Implementation requirements

You must use either SET or java.util.TreeSet; do not implement your own red–black BST.

Performance requirements

Your implementation should support insert() and contains() in time proportional to the logarithm of the number of points in the set in the worst case; it should support nearest() and range() in time proportional to the number of points in the set.

Corner cases

Throw a java.lang.IllegalArgumentException if any argument is null.

2d-tree implementation

Write a mutable data type KdTree.java that uses a 2d-tree to implement the same API (but replace PointSET with KdTree). A 2d-tree is a generalization of a BST to two-dimensional keys. The idea is to build a BST with points in the nodes, using the x- and y-coordinates of the points as keys in strictly alternating sequence.

kdtree1
insert (0.7, 0.2)
kdtree2
insert (0.5, 0.4)
kdtree3
insert (0.2, 0.3)
kdtree4
insert (0.4, 0.7)
kdtree5
insert (0.9, 0.6)
insert1
insert2
insert3
insert4
insert5

The prime advantage of a 2d-tree over a BST is that it supports efficient implementation of range search and nearest-neighbor search. Each node corresponds to an axis-aligned rectangle in the unit square, which encloses all of the points in its subtree. The root corresponds to the unit square; the left and right children of the root corresponds to the two rectangles split by the x-coordinate of the point at the root; and so forth.

Clients

You may use the following interactive client programs to test and debug your code.
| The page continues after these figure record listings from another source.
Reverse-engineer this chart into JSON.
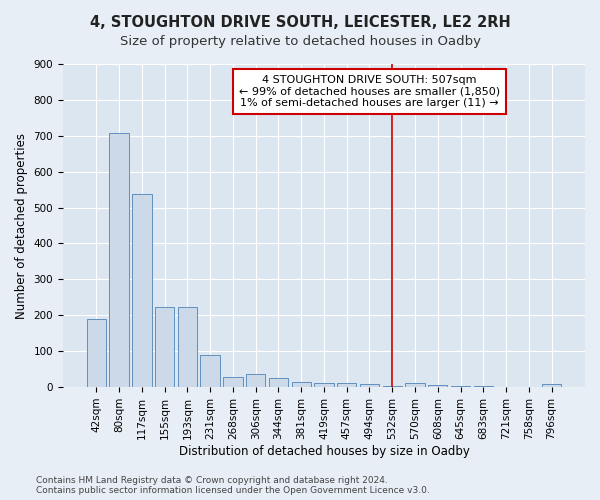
{
  "title": "4, STOUGHTON DRIVE SOUTH, LEICESTER, LE2 2RH",
  "subtitle": "Size of property relative to detached houses in Oadby",
  "xlabel": "Distribution of detached houses by size in Oadby",
  "ylabel": "Number of detached properties",
  "bar_labels": [
    "42sqm",
    "80sqm",
    "117sqm",
    "155sqm",
    "193sqm",
    "231sqm",
    "268sqm",
    "306sqm",
    "344sqm",
    "381sqm",
    "419sqm",
    "457sqm",
    "494sqm",
    "532sqm",
    "570sqm",
    "608sqm",
    "645sqm",
    "683sqm",
    "721sqm",
    "758sqm",
    "796sqm"
  ],
  "bar_values": [
    190,
    707,
    538,
    224,
    224,
    90,
    27,
    37,
    25,
    15,
    12,
    12,
    10,
    2,
    12,
    7,
    2,
    2,
    0,
    0,
    10
  ],
  "bar_color": "#ccd9e8",
  "bar_edge_color": "#6090c0",
  "vline_x": 13.0,
  "vline_color": "#cc0000",
  "annotation_text": "4 STOUGHTON DRIVE SOUTH: 507sqm\n← 99% of detached houses are smaller (1,850)\n1% of semi-detached houses are larger (11) →",
  "annotation_box_facecolor": "#ffffff",
  "annotation_box_edgecolor": "#cc0000",
  "ylim": [
    0,
    900
  ],
  "yticks": [
    0,
    100,
    200,
    300,
    400,
    500,
    600,
    700,
    800,
    900
  ],
  "bg_color": "#e8eef5",
  "plot_bg_color": "#dce6f0",
  "footer_text": "Contains HM Land Registry data © Crown copyright and database right 2024.\nContains public sector information licensed under the Open Government Licence v3.0.",
  "title_fontsize": 10.5,
  "subtitle_fontsize": 9.5,
  "label_fontsize": 8.5,
  "tick_fontsize": 7.5,
  "footer_fontsize": 6.5,
  "annotation_fontsize": 8
}
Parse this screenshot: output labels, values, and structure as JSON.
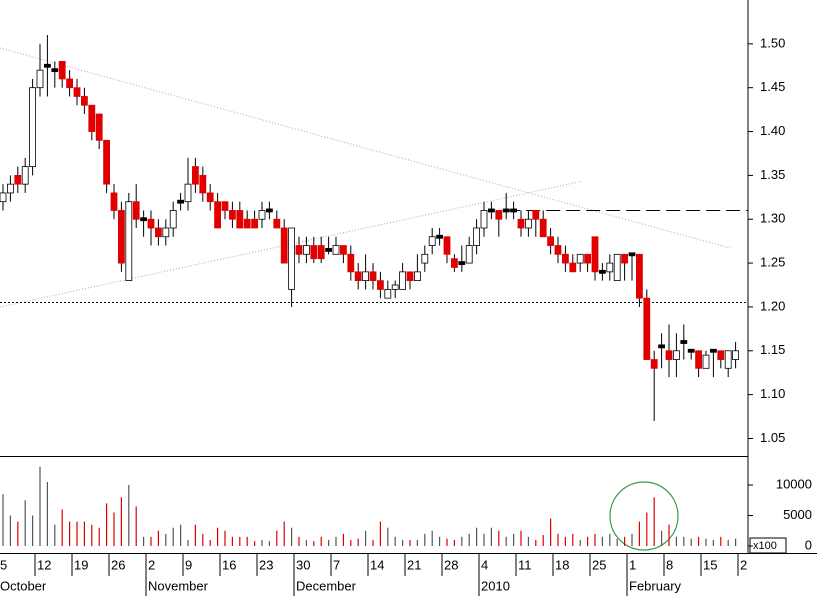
{
  "chart_data": [
    {
      "type": "candlestick",
      "up_color": "#ffffff",
      "down_color": "#e00000",
      "doji_color": "#000000",
      "open": [
        1.32,
        1.33,
        1.35,
        1.34,
        1.36,
        1.45,
        1.475,
        1.47,
        1.48,
        1.46,
        1.45,
        1.44,
        1.43,
        1.42,
        1.39,
        1.33,
        1.31,
        1.23,
        1.32,
        1.3,
        1.3,
        1.29,
        1.28,
        1.29,
        1.32,
        1.32,
        1.36,
        1.35,
        1.33,
        1.32,
        1.32,
        1.31,
        1.31,
        1.3,
        1.3,
        1.3,
        1.31,
        1.3,
        1.29,
        1.22,
        1.27,
        1.26,
        1.27,
        1.27,
        1.265,
        1.26,
        1.27,
        1.26,
        1.24,
        1.23,
        1.24,
        1.23,
        1.21,
        1.22,
        1.22,
        1.24,
        1.23,
        1.25,
        1.27,
        1.28,
        1.28,
        1.255,
        1.25,
        1.25,
        1.27,
        1.29,
        1.31,
        1.31,
        1.31,
        1.31,
        1.3,
        1.29,
        1.31,
        1.3,
        1.28,
        1.27,
        1.26,
        1.25,
        1.25,
        1.26,
        1.28,
        1.24,
        1.24,
        1.23,
        1.26,
        1.26,
        1.26,
        1.21,
        1.14,
        1.155,
        1.15,
        1.14,
        1.16,
        1.15,
        1.15,
        1.13,
        1.15,
        1.15,
        1.13,
        1.14
      ],
      "high": [
        1.34,
        1.35,
        1.36,
        1.37,
        1.46,
        1.5,
        1.51,
        1.48,
        1.48,
        1.47,
        1.46,
        1.45,
        1.43,
        1.42,
        1.39,
        1.34,
        1.32,
        1.33,
        1.34,
        1.31,
        1.31,
        1.3,
        1.3,
        1.32,
        1.33,
        1.37,
        1.37,
        1.36,
        1.34,
        1.33,
        1.32,
        1.32,
        1.32,
        1.31,
        1.31,
        1.32,
        1.32,
        1.31,
        1.3,
        1.29,
        1.28,
        1.28,
        1.28,
        1.28,
        1.28,
        1.28,
        1.27,
        1.27,
        1.25,
        1.26,
        1.25,
        1.24,
        1.23,
        1.23,
        1.25,
        1.24,
        1.26,
        1.27,
        1.29,
        1.29,
        1.28,
        1.26,
        1.27,
        1.28,
        1.3,
        1.32,
        1.32,
        1.31,
        1.33,
        1.32,
        1.31,
        1.31,
        1.31,
        1.31,
        1.29,
        1.28,
        1.27,
        1.26,
        1.26,
        1.26,
        1.28,
        1.25,
        1.26,
        1.26,
        1.26,
        1.26,
        1.26,
        1.22,
        1.15,
        1.17,
        1.18,
        1.17,
        1.18,
        1.15,
        1.15,
        1.15,
        1.15,
        1.15,
        1.15,
        1.16
      ],
      "low": [
        1.31,
        1.32,
        1.33,
        1.33,
        1.35,
        1.44,
        1.44,
        1.45,
        1.45,
        1.44,
        1.43,
        1.42,
        1.39,
        1.38,
        1.33,
        1.3,
        1.24,
        1.23,
        1.29,
        1.28,
        1.27,
        1.27,
        1.27,
        1.28,
        1.31,
        1.31,
        1.33,
        1.32,
        1.31,
        1.29,
        1.3,
        1.29,
        1.29,
        1.29,
        1.29,
        1.29,
        1.3,
        1.29,
        1.25,
        1.2,
        1.25,
        1.25,
        1.25,
        1.25,
        1.26,
        1.26,
        1.25,
        1.23,
        1.22,
        1.22,
        1.22,
        1.21,
        1.21,
        1.21,
        1.22,
        1.22,
        1.23,
        1.24,
        1.26,
        1.27,
        1.25,
        1.24,
        1.24,
        1.25,
        1.26,
        1.28,
        1.3,
        1.28,
        1.3,
        1.3,
        1.28,
        1.28,
        1.28,
        1.28,
        1.26,
        1.25,
        1.24,
        1.24,
        1.24,
        1.24,
        1.23,
        1.23,
        1.23,
        1.23,
        1.23,
        1.23,
        1.2,
        1.14,
        1.07,
        1.13,
        1.12,
        1.12,
        1.14,
        1.14,
        1.12,
        1.13,
        1.12,
        1.13,
        1.12,
        1.13
      ],
      "close": [
        1.33,
        1.34,
        1.34,
        1.36,
        1.45,
        1.47,
        1.475,
        1.47,
        1.46,
        1.45,
        1.44,
        1.43,
        1.4,
        1.39,
        1.34,
        1.31,
        1.25,
        1.32,
        1.3,
        1.3,
        1.29,
        1.28,
        1.29,
        1.31,
        1.32,
        1.34,
        1.34,
        1.33,
        1.32,
        1.29,
        1.31,
        1.3,
        1.29,
        1.29,
        1.29,
        1.31,
        1.31,
        1.29,
        1.25,
        1.29,
        1.26,
        1.27,
        1.255,
        1.255,
        1.265,
        1.27,
        1.26,
        1.24,
        1.23,
        1.24,
        1.23,
        1.22,
        1.22,
        1.225,
        1.24,
        1.23,
        1.24,
        1.26,
        1.28,
        1.28,
        1.26,
        1.245,
        1.25,
        1.27,
        1.29,
        1.31,
        1.31,
        1.3,
        1.31,
        1.31,
        1.29,
        1.3,
        1.3,
        1.28,
        1.27,
        1.26,
        1.25,
        1.24,
        1.26,
        1.25,
        1.24,
        1.24,
        1.25,
        1.26,
        1.25,
        1.26,
        1.21,
        1.14,
        1.13,
        1.155,
        1.14,
        1.15,
        1.16,
        1.15,
        1.13,
        1.145,
        1.15,
        1.14,
        1.15,
        1.15
      ],
      "ylim": [
        1.03,
        1.55
      ],
      "yticks": [
        1.05,
        {
          "value": 1.1,
          "label": "1.10"
        },
        1.15,
        {
          "value": 1.2,
          "label": "1.20"
        },
        1.25,
        {
          "value": 1.3,
          "label": "1.30"
        },
        1.35,
        {
          "value": 1.4,
          "label": "1.40"
        },
        1.45,
        {
          "value": 1.5,
          "label": "1.50"
        }
      ],
      "xticks": [
        {
          "value": 0,
          "label": "5"
        },
        {
          "value": 5,
          "label": "12"
        },
        {
          "value": 10,
          "label": "19"
        },
        {
          "value": 15,
          "label": "26"
        },
        {
          "value": 20,
          "label": "2"
        },
        {
          "value": 25,
          "label": "9"
        },
        {
          "value": 30,
          "label": "16"
        },
        {
          "value": 35,
          "label": "23"
        },
        {
          "value": 40,
          "label": "30"
        },
        {
          "value": 45,
          "label": "7"
        },
        {
          "value": 50,
          "label": "14"
        },
        {
          "value": 55,
          "label": "21"
        },
        {
          "value": 60,
          "label": "28"
        },
        {
          "value": 65,
          "label": "4"
        },
        {
          "value": 70,
          "label": "11"
        },
        {
          "value": 75,
          "label": "18"
        },
        {
          "value": 80,
          "label": "25"
        },
        {
          "value": 85,
          "label": "1"
        },
        {
          "value": 90,
          "label": "8"
        },
        {
          "value": 95,
          "label": "15"
        },
        {
          "value": 100,
          "label": "2"
        }
      ],
      "period_labels": [
        {
          "value": 0,
          "label": "October"
        },
        {
          "value": 20,
          "label": "November"
        },
        {
          "value": 40,
          "label": "December"
        },
        {
          "value": 65,
          "label": "2010"
        },
        {
          "value": 85,
          "label": "February"
        }
      ],
      "hlines": [
        {
          "value": 1.205,
          "style": "dotted"
        },
        {
          "value": 1.31,
          "style": "dashed",
          "from": 68
        }
      ]
    },
    {
      "type": "bar",
      "values": [
        8500,
        5000,
        4000,
        7500,
        5000,
        13000,
        10500,
        3500,
        6000,
        4000,
        4000,
        4000,
        3500,
        3000,
        7000,
        5500,
        8000,
        10000,
        6500,
        1500,
        1500,
        2500,
        2000,
        3000,
        3500,
        1000,
        3500,
        2000,
        1000,
        3000,
        2500,
        1500,
        1500,
        1500,
        800,
        1000,
        800,
        2500,
        4000,
        3000,
        1500,
        1000,
        800,
        1500,
        1000,
        1500,
        2000,
        1000,
        1200,
        2500,
        1000,
        4000,
        3000,
        1500,
        1000,
        1000,
        1000,
        2000,
        2500,
        1500,
        1200,
        1000,
        1500,
        2000,
        3000,
        2000,
        3000,
        2500,
        1500,
        2000,
        2500,
        1500,
        1000,
        1800,
        4500,
        2000,
        1500,
        2000,
        1000,
        1500,
        2000,
        1500,
        2000,
        1200,
        1500,
        2000,
        4000,
        5500,
        8000,
        2500,
        3500,
        1500,
        1500,
        1200,
        1500,
        1200,
        1000,
        1500,
        1000,
        1200
      ],
      "ylim": [
        0,
        14600
      ],
      "yticks": [
        0,
        5000,
        10000
      ],
      "unit_label": "x100"
    }
  ]
}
Analysis of running time and memory usage (optional and not graded)

Deliverables

Submit the files PointSET.java and KdTree.java along with PointSETTest.java and KdTreeTest.java.

We will supply algs4.jar. Your may not call library functions except those in those in java.lang, java.util, and algs4.jar.

Written Assignment 4: Binary Search Trees

The goals of this assignment are to test your understanding of the material covered in sections 3.1 to 3.3 of the textbook, and the lecture and recitation materials. You should read the textbook chapters before doing this part of the assignment.

Written homeworks must be typeset in LaTeX and submitted in PDF format. Please insert a page break between each question, so that your answer to each question starts on a new page in your PDF document.

Q1. BST height

What is the best case BST height? Worst case? If shuffling , probabilistically, leads to a log n tree height, why don’t we simply shuffle our input data before building our BST based symbol table to avoid worst case behavior?

Q2. Deleting nodes from a BST

Describe two methods for deleting nodes from a BST. What effect do they have on its running time? (No need for a formal proof, an English explanation is fine).

Q3. Traversals

Draw the binary tree for this level-order traversal: P E S A N V L Y I. Give the in-order traversal, preorder traversal, and postorder traversal of the tree that you drew, including elements for the null leaves. For each of these travesals, could you reconstruct the tree and if so, explain how.

Q4. Proof 1

Prove that if a node in a BST has two children, its successor has no left child and its predecessor has no right child.

Q5. Proof 2

Prove that no compare-based algorithm can build a BST using fewer than lg( N!) ~ N lg N compares.